Perform OCR Operation over an Image using Aspose.OCR for .NET

Dear Colleagues

We try to get the ocr running for our application. We would like to get german text out of printscreens. We have seen your help site with the different characters: https://docs.aspose.com/ocr/net/recognition-languages/ and found there also german characters like ö ä ü, …

From the attached “sample.jpg” the ocr text is:

ÖäfüAE-Cb (according to the sample.jpg it should be: öäüAEO

Faraway from the sample.jpg, even it has a good resolution and it is arial with no background.

                //OCR
                string dataDir = @"c:\temp\";
                AsposeOcr api = new AsposeOcr();
                string result = api.RecognizeImage(dataDir + "sample.jpg");
                
                Console.WriteLine(result);
                File.WriteAllText(dataDir + "sample.txt", result);

We are using aspose.ocr 20.4.2.0.

What’s wrong here?

Thanks a lot for your support.
Incite GmbH
Marc Huber

sample.jpg (5.9 KB)

@marchuber

We have been able to reproduce the issue in our environment. Therefore, have logged it as OCRNET-177 in our issue tracking system. We will further look into its details and keep you informed about its rectification status. Please be patient and spare us some time.

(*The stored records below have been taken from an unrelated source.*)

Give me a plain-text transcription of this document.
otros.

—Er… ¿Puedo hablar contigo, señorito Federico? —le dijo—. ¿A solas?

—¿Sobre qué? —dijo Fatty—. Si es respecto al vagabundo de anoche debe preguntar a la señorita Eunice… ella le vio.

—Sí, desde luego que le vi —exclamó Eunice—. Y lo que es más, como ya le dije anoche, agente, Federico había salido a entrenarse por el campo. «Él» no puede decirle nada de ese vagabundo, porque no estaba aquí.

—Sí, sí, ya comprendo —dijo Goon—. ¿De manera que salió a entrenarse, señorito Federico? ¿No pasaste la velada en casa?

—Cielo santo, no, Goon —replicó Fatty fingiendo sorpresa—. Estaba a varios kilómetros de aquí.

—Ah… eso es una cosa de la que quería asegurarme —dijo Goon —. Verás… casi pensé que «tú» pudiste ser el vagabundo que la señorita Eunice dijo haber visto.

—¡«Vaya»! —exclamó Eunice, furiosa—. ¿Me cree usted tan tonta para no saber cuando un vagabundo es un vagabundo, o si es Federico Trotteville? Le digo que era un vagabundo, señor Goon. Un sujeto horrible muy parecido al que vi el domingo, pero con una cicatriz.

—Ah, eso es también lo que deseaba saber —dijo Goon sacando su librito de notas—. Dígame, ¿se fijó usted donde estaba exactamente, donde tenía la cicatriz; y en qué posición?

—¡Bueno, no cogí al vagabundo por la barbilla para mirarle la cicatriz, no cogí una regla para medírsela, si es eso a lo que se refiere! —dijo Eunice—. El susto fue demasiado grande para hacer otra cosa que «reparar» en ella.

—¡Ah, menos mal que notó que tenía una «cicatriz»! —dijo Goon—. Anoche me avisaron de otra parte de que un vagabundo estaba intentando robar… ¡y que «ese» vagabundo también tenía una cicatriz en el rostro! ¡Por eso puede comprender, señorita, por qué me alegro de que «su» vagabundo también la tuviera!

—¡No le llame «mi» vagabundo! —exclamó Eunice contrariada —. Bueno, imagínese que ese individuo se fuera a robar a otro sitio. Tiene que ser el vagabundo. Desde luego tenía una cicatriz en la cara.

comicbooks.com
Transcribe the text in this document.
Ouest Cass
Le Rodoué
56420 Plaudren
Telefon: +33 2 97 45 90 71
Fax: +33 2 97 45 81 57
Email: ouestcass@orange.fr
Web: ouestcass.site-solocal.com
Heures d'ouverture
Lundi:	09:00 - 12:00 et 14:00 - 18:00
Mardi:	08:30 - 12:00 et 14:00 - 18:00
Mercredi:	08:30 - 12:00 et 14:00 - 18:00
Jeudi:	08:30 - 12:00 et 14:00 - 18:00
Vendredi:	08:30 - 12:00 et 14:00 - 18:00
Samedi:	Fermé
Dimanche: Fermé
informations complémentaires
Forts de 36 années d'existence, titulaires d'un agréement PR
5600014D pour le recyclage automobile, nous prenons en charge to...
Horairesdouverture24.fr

We are sorry for the inconvenience.

Dear Asad

Is there any news on that topic?

Thanks.
Marc Huber

@marchuber

We are continuously working over improving the recognition quality in the API. The latest version Aspose.OCR for .NET 20.7 has better recognition performance. Would you kindly try it and let us know about your feedback. Furthermore, we will inform you as soon as the ticket is closed.

I tried with version 20.8 but still very poor recocnition. A had a very clear picture with:

öäüAEO

and this ist recognized as:

ÖäÜAE(

************* Trial Licenses *************

Can you please send that information to your developers. Every scanner software can recognize this 10x better.

See attached my sample image. sample.jpg (5.9 KB)

Kind regards.
Marc Huber

@marchuber

We really apologize for your inconvenience.

We have updated the ticket information as per your provided feedback and will inform you as soon as it is resolved. We greatly appreciate your patience in this matter.

Dear Ali

Do you have any news on that. Can you please test the sample.jpg if the quality is now better?

Thanks a lot.

Kind regards.
Marc Huber

Marc,

I tried similar on my side and in JPG with öäüAEO I got ,y9%.
Font was Calibri and test was with registered version of Aspose.OCR 21.1 OCR component still has issues.

BR,
Oliver

@marchuber, @dr.doc

One of the problems that DSR Model of the API better works with multi-lines pages. So we have overridden method where we can switch off DSR Model use (detect areas = false). This API-method gives a better result for this particular image.

Code example

AsposeOcr api = new AsposeOcr();
var img = @".\sample.jpg";
var res = api.RecognizeImage(img, false);

RESULT:

ÖäÜAEO

Still, we have an anomaly in lower case letters recognized as upper case. We hope we will solve this in next releases. You will surely be notified as soon as the issue is resolved. Please give us some time.

We apologize for the inconvenience.

Thanks a lot for your feedback.

We are glad to hear from you as soon as the quality will be better.

@marchuber

Sure, we will let you know once the ticket is completely resolved.

@marchuber

With Aspose.Ocr 21.1.2 we have got the next result:

öäUAEO

We have used the next code:

AsposeOcr api = new AsposeOcr();
var res = api.RecognizeImage(imgPath, new RecognitionSettings { RecognizeSingleLine = true });
Console.WriteLine(res.RecognitionText);
res.Save("D://res.txt", SaveFormat.Text);

In the current release, we improved our model and got better recognition quality. Also, notice that for a single line better use flag:

RecognizeSingleLine = true

With 21.3v (current) version we have got öäüAEO.
Code

AsposeOcr api = new AsposeOcr();
var res = api.RecognizeImage(imgPath, new RecognitionSettings { RecognizeSingleLine = true });
Console.WriteLine(res.RecognitionText);
res.Save("D://res.txt"); 

Dear Ali

Thanks. But it should be öäüAEO instead of öäUAEO.

Kind regards.
Marc Huber

@marchuber

We have got the same results using 21.3 version of the API as shared in our previous response.